Microbiological hazards

Microbiological hazardsĀ 


Bacterial contamination is the most significant as it results n large amounts of spoilt food and unacceptable numbers of food poisoning cases. It is essential that managers are able to provide evidence that cross-contamination controls are effective and are being applied consistently throughout the business and that cross-contamination controls are equally as effective during busy periods as they are in quiet periods. They must also ensure effectiveness when new procedures are brought into service. Food poisoning bacteria may be bought into food premises by the following sources:

  • Food handlers/Visitors
  • Raw food including poultry, milk, eggs, meat, fish and shellfish and water especially when polluted with sewage or animal faeces. Vegetables or fruit may become contaminated from manure or polluted irrigation water;
  • Insects, rodents, animals and birds and;
  • from the environment, including soil and dust.
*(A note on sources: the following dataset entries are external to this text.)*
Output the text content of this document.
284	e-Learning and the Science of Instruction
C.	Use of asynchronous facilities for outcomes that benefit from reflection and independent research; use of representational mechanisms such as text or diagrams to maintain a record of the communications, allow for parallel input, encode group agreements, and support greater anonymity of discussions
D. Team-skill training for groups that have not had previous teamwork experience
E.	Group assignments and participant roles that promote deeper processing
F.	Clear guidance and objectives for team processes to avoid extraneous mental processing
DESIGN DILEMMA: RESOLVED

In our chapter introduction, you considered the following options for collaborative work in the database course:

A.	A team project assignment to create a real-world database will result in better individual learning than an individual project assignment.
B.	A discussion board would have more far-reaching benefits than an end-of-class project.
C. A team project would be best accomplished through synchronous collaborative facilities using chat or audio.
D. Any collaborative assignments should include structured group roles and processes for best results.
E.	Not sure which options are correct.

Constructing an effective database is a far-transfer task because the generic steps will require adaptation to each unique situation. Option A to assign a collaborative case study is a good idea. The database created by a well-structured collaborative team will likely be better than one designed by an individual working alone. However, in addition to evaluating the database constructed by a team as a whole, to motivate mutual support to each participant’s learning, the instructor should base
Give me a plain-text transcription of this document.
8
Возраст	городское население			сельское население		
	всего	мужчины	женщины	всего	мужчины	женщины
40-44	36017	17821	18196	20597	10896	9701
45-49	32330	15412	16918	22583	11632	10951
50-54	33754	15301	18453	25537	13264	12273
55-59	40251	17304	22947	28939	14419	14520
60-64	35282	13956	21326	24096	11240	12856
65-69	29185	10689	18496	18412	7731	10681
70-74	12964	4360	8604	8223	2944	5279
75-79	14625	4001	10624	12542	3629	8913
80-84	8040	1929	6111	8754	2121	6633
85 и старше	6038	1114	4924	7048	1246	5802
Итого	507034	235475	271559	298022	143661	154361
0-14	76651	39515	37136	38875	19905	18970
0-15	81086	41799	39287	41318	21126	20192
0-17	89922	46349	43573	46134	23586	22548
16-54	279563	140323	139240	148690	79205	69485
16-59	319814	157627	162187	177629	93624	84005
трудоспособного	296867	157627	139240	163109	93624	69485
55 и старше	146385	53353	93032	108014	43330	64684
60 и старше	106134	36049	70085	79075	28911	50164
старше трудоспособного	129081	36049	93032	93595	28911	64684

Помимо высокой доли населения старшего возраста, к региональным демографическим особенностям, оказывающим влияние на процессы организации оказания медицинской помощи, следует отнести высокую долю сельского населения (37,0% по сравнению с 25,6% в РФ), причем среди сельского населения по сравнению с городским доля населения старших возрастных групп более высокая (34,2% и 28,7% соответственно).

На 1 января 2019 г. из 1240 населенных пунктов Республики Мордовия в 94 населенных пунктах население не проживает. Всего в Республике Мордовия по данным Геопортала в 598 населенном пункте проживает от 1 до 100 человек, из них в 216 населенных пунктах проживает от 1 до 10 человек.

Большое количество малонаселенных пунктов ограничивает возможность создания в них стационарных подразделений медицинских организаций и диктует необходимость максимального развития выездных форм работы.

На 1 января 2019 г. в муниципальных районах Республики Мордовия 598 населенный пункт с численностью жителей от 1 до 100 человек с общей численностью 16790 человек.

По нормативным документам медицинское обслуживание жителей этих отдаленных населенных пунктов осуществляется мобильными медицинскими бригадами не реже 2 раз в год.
Mould spores will be present in the atmosphere, on surfaces, especially damp surfaces, and on mouldy foods. Foods should always be covered and mouldy food must be segregated. Furthermore, mould must not be allowed to grow on walls, ceilings and window frames. Mould growth often occurs if food is stored at the wrong temperature, at high humidity and in excess of the recommended shelf life. It may also affect cheese stored in vacuum packs which are pierced. Canned foods which are removed from cases opened with unguarded craft knives may become punctured, or on raw food such as shellfish which have been grown in sewage-polluted waters.